Blake took one look at her mismatched socks and chuckled. “Good-lookin’ socks there, darlin’. They make the outfit.”
She held up her feet and wiggled her toes. “I’ve got another pair like them somewhere in the house but I can’t find them. If Lizzy had pushed me toward Grady one more time, I planned to take off my boots in church to embarrass her.”
“You are one wicked lady.” Blake smiled.
“Not me!” Her smile was straight from heaven. “I’m just a carpenter who fixes roofs and does remodel jobs on houses.”
“A beautiful, sexy carpenter who looks right gorgeous with a hammer in her hands,” Blake said.
“Y’all going to jaw all day in there or are we going to watch our movie?” Deke called out.
“We’re on the way and I don’t want to hear a word about my socks,” Allie said as she made her way from kitchen to living room.
Blake kicked off his boots and settled on the other end of the long leather sofa from Allie. Halfway though the movie she pulled her legs up and stretched them out toward him and he did the same, situating his on the outside. He moved his right one slightly so that it touched hers, and she didn’t jerk it away or give him a dirty look.

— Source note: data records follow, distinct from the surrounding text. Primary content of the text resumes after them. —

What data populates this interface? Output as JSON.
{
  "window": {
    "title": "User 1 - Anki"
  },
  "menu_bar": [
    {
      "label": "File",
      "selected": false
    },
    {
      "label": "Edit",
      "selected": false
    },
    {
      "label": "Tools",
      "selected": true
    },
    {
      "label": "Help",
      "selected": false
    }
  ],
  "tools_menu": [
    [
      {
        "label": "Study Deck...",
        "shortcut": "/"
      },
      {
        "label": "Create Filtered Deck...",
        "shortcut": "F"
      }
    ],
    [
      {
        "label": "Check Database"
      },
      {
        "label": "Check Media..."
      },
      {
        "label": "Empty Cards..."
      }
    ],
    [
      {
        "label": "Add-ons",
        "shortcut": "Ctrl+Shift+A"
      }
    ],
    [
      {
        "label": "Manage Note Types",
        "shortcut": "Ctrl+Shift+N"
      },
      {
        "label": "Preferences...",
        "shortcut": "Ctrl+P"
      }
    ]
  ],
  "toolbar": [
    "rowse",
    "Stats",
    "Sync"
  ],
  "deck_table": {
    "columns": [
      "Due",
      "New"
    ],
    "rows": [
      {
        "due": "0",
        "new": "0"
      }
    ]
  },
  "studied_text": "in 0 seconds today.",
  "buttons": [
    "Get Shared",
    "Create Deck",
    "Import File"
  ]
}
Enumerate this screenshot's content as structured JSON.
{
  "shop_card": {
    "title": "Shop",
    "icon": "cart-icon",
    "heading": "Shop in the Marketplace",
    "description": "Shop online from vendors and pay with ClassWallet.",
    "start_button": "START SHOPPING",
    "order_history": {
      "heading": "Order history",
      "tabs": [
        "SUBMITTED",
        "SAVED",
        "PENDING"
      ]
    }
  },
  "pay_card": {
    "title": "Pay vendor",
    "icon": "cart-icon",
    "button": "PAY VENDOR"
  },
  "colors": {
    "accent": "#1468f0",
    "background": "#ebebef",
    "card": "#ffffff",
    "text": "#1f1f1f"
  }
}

Progress! By damn! That was progress.
A month ago he would have been telling some woman good-bye that he’d spent the weekend with, maybe saying that he’d call her with no intentions of ever doing so. Or maybe she’d walk him to the door and tell him that it had been fun but one weekend of fun with him was all a woman could handle. Tonight he was almost shouting because Allie hadn’t moved her leg away from his. Toby wouldn’t believe it or understand if he tried to tell him, and forget about saying anything to Jud. He was the loudest of the three about staying a bachelor until his dying breath.
“I’m pausing the show for a bathroom break. I’ll bring in some beers on my way back,” Deke said.
Allie shifted positions and her foot touched his hip. He picked it up and put it in his lap and began to massage it and suddenly, things weren’t boring at all.
“God, that feels good,” she said.
“I’m not God,” Blake said.
“You know what I mean.”
He pulled the other foot over and worked on it. “You are too tense, woman. Loosen up and enjoy life.”
She eased her feet back and tucked them under her, pulling the sweater dress down to cover them.
“He’s right.” Deke set three beers on the coffee table and settled back into the recliner. “You should have more fun.”
“Y’all are ganging up on me,” she said. “Turn the movie back on. I like Crazy Cora more and more as the story plays out. I don’t think she’s nearly as crazy as everyone thinks.”
Layers, Deke had said. Was one of Allie’s layers nothing but a protective coating against men since her husband left her?
Chapter Eleven
On Monday morning five inches of snow had turned the countryside around Dry Creek into a winter wonderland. The wind had died down and there had been a glorious sunrise that morning. The weight of wet snow was heavy on the mesquite and scrub oak tree branches. Cardinals dotted the white landscape like little rose petals dropped from heaven to add color to the new monochromatic picture.
The beauty wouldn’t last long. Cars, trucks, and other vehicles would soon leave their tracks. Animals had to leave behind footprints. Cattle would stir up the snow, and by nightfall, if the sun stayed out, what was left would turn to mud that would freeze by morning. But later didn’t matter as Allie drove slowly from Audrey’s Place to the Lucky Penny. Right then, that moment, when everything looked like a fairy tale, that’s what mattered.